Friday, February 10, 1995

ARTS-UNLUCKY in love
HUGO DAVENPORT

SOLITAIRE FOR 2
(15 cert, 107 mins)
general release

Gary Sinyor jointly wrote, produced and directed the offbeat British comedy, Leon the Pig Farmer, with Vadim Jean. Their subsequent solo careers make you wonder how they worked together. Chalk and cheese isn’t in it, for Jean has since directed the manic, exploitative Beyond Bedlam, while Sinyor continued wearing the same three hats to make Solitaire for 2, another oddball comedy.

The film has an ingenious, Cartesian premise-a manipulative male, who teaches body language to corporate executives, falls in love with a woman palaeontologist able to read his mind through ESP. Unfortunately, it is also flawed in its execution-partly because it does not follow its own skewed logic right down the line, and partly because it is much too slow.
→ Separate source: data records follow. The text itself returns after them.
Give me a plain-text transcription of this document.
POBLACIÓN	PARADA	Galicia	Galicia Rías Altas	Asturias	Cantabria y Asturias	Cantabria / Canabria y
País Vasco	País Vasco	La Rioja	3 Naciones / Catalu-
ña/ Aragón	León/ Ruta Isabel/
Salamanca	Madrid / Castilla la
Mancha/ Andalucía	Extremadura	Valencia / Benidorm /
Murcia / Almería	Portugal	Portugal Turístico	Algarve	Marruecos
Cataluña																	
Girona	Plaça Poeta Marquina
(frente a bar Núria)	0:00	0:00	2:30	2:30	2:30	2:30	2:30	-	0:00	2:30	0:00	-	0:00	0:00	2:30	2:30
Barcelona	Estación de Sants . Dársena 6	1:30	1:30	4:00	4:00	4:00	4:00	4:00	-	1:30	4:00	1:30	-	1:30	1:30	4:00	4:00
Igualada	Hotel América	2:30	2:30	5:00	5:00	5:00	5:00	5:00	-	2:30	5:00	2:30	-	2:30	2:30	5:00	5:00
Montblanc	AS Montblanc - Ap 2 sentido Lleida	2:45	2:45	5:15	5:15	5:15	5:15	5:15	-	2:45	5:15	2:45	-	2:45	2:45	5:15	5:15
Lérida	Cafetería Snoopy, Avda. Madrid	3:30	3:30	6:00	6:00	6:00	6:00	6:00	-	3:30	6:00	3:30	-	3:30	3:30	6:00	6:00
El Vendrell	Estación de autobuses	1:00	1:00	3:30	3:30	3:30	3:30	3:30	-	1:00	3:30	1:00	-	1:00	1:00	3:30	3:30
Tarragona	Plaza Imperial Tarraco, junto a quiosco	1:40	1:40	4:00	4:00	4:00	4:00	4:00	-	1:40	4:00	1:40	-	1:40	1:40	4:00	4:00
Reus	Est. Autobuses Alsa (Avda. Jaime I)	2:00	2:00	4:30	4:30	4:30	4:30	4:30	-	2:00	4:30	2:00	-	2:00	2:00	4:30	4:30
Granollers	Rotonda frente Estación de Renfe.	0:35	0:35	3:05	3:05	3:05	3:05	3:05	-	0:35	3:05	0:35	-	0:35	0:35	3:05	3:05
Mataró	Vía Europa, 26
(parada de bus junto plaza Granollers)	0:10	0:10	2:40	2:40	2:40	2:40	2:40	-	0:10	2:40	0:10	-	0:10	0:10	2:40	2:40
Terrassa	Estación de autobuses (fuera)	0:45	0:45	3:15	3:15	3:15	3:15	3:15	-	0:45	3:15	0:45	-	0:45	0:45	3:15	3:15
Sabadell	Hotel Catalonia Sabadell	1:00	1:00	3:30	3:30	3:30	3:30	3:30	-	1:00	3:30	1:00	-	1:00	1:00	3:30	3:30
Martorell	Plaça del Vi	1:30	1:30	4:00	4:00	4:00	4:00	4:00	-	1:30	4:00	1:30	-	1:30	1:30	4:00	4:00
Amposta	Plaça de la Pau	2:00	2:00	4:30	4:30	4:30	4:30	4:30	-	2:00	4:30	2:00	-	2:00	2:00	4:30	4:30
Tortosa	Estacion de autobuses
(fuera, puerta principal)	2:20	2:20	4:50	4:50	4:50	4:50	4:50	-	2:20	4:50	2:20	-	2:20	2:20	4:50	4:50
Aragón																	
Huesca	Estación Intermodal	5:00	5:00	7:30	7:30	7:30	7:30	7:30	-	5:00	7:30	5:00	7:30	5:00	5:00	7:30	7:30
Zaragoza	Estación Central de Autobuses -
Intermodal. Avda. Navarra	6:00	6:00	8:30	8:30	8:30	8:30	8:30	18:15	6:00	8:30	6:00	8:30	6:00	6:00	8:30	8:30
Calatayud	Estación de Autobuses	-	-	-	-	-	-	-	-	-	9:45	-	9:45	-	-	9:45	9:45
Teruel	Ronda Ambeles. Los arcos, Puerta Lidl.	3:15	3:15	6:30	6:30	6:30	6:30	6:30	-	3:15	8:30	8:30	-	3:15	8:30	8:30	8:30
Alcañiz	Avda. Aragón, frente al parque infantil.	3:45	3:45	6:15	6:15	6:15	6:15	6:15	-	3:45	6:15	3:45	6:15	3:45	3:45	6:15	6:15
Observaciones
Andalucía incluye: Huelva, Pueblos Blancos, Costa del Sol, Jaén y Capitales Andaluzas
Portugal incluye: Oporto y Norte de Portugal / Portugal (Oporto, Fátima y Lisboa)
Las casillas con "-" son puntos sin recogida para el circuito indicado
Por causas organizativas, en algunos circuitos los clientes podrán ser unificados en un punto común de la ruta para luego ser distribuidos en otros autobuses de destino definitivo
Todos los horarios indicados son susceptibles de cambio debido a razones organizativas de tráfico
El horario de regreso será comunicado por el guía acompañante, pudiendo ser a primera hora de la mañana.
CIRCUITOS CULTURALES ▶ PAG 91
Sinyor casts Mark Frankel, the lead actor from Leon the Pig Farmer, as Daniel Becker, the behaviourist with a commitment problem, who is first seen dumping a girlfriend by staring moodily out of the window to the accompaniment of Mozart’s Requiem.

He is soon pursuing a new woman, Katie Burrill (Amanda Pays), inexplicably attracted by her tendency to sock him in the jaw.

She is free with her fist, it transpires, because her telepathic talents allow her to divine immediately that, like most men, he has “a mind like a sewer”. Despite disastrous dates and a hovering rival (Roshan Seth), Daniel persists, wooing her with flowers, champagne, Italian meals, and-worst of all-a personal performance by Right Said Fred in South Kensington’s Natural History Museum to celebrate a marriage proposal she hasn’t yet accepted.

The problem here is not so much that neither character is especially likeable: they simply have nothing in common. Katie places intellect above feelings-true, it’s a refreshing change to see a heroine so aggressively resistant to the corny strategies of conventional romance-whereas Daniel, aside from his cunning, hasn’t an original idea in his head. He’s a yuppie moron, really.

What’s more, Katie’s telepathy is both omniscient and selective. She does not perceive, for instance, that a note on his fridge door is just another game to get the upper hand.

Other characters behave implausibly, like the friend (Jason Isaacs) who throws Daniel out when Katie informs them of Daniel’s dream about the friend’s wife (Maryam D’Abo).

Too knowing for romance, too long to sustain its own slightness, the film becomes a mangled mosaic of patchy comic moments.